Dar Pomorza - three-masted sail training ship in Gdynia

Dar Pomorza - three-masted sail training ship in Gdynia

Despite the freezing cold and after a very good meal at the port of Gedingen, a short digestive walk in the port area should allow us to enjoy the further course of the evening.

It is also striking here that the majority of the small restaurants along the harbor promenade that we know of have long since fallen victim to renovation and new construction. Is that really a good solution? How nice it was to dine or just have a drink in the little taverns. But that's probably the way of things. Well, at least the Pomorza, the three-masted, former sail training ship, is interestingly illuminated as a still clearly visible highlight in the harbor (despite the freezing cold).

Dar Pomorza - formerly Princess Eitel Friedrich from Oldenburg

dar pomorza prinzess eitel friedrich 1The sail training ship was launched on October 12, 1909 as "Prinzeß Eitel Friedrich", named after Sophie Charlotte von Oldenburg, the wife of Prince Eitel Friedrich of Prussia at Blohm & Voss in Hamburg and was launched in 1910 as the second new building of the German Training Ship Association as Sail training ship put into service for basic seamanship training. The home port was Oldenburg, which is hardly imaginable today due to the rather narrow access possibilities. Both the construction supervision and the subsequent maiden voyage took place under the direction of Richard Dressler. He remained captain of the ship until 1914.

The princess ended up in France as reparations

After the First World War, the ship was taken to Great Britain and then to France in 1920 as reparations. Renamed Colbert, it was intended to be available to the naval school at Saint-Nazaire, which however did not use it.
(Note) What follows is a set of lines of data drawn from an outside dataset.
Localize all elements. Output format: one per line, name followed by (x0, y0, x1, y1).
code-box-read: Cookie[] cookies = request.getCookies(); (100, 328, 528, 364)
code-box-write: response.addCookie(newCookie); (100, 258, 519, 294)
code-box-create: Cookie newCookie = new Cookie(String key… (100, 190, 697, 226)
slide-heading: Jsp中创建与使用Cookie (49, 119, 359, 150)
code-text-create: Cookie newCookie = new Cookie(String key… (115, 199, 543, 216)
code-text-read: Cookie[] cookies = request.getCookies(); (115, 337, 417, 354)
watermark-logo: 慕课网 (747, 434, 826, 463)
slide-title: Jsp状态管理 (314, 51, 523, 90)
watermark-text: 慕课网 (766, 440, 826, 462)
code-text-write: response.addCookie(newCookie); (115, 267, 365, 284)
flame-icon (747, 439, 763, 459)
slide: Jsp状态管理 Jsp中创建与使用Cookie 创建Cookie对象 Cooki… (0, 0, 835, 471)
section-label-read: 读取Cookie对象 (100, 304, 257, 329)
It then became the property of the Baron de Foreste to replace a yacht lost in the war. In view of the high costs for conversion and maintenance to a sailing yacht, however, he offered the ship for sale in 1929.

Committee of the National Fleet in Pomorze buys the ship

dar pomorza prinzess eitel friedrich 2The Pomorze National Fleet Committee (Pomorski Komitet Floty Narodowej) bought the ship to replace the barque Lwów for the amount of 7,000 pounds sterling. This money came from a public collection in the Pomeranian Voivodeship. In 1929/30 the ship was towed to Nakskov (Denmark) as "Pomorze". The Polish government had the ship overhauled there and equipped with an auxiliary drive. On June 30, 1930, in Gdynia, the ship was renamed Dar Pomorza (“Gift of Pomerania”) as a permanent reminder of who made the ship’s commissioning possible. On July 13, 1930, the ship was handed over to the State Maritime School in Gdynia, not before the ship and its flag had been consecrated by the church.

World travel for educational purposes

dar pomorza prinzess eitel friedrich 3In 1934/35, the Dar Pomorza undertook a world voyage of 352 days and 39,000 nautical miles via the Panama Canal. In 1936, on the occasion of the 15th anniversary of the founding of the seaport of Gdynia, the Second Polish Republic minted two commemorative coins of two and five zloty respectively, depicting the Dar Pomorza. In 1936/37 a special trip was made to circumnavigate Cape Horn. During a voyage to the Baltic Sea, the ship left the port of Libau on August 24, 1939 for Gdynia. Because of the German invasion of Poland, the ship's command relocated the Dar Pomorza to Stockholm in neutral Sweden, where the ship remained for the duration of the Second World War. Only part of the permanent crew remained on board.

dar pomorza prinzess eitel friedrich 5The rest of the permanent crew and the 149 students went to Great Britain to join the resistance against the Third Reich. After the end of the war, the Dar Pomorza returned to her Polish home port of Gdynia on October 25, 1945. In 1946 the ship undertook its first post-war training voyage. In the years that followed, the ship undertook numerous training trips as a training ship for the higher naval school for officers "Helden der Westerplatte". The Dar Pomorza won Operation Sail in 1972 and placed third in the same event in 1974.

Due to obsolescence, the ship, which had returned from her last voyage to Kotka in Finland on September 28, 1981, was decommissioned on July 4, 1982 and ceremonially replaced by the new building Dar Młodzieży.

As a museum ship for the public

dar pomorza prinzess eitel friedrich 4During her time with the Polish merchant fleet, the Dar Pomorza made 102 voyages totaling around half a million nautical miles; while 13,384 students of the shipping school were trained.

Since November 16, 1982, the ship has been on display as a museum ship under the administration of the Polish Maritime Museum in Gdańsk. After its overhaul, the Dar Pomorza opened its doors to visitors on May 28, 1983 in the presidential pool on the southern pier in Gdynia. In October 2009 the ship celebrated its 100th birthday. a "second baptism" was performed by Barbara Szczurek (wife of the Lord Mayor of Gdynia) as godmother.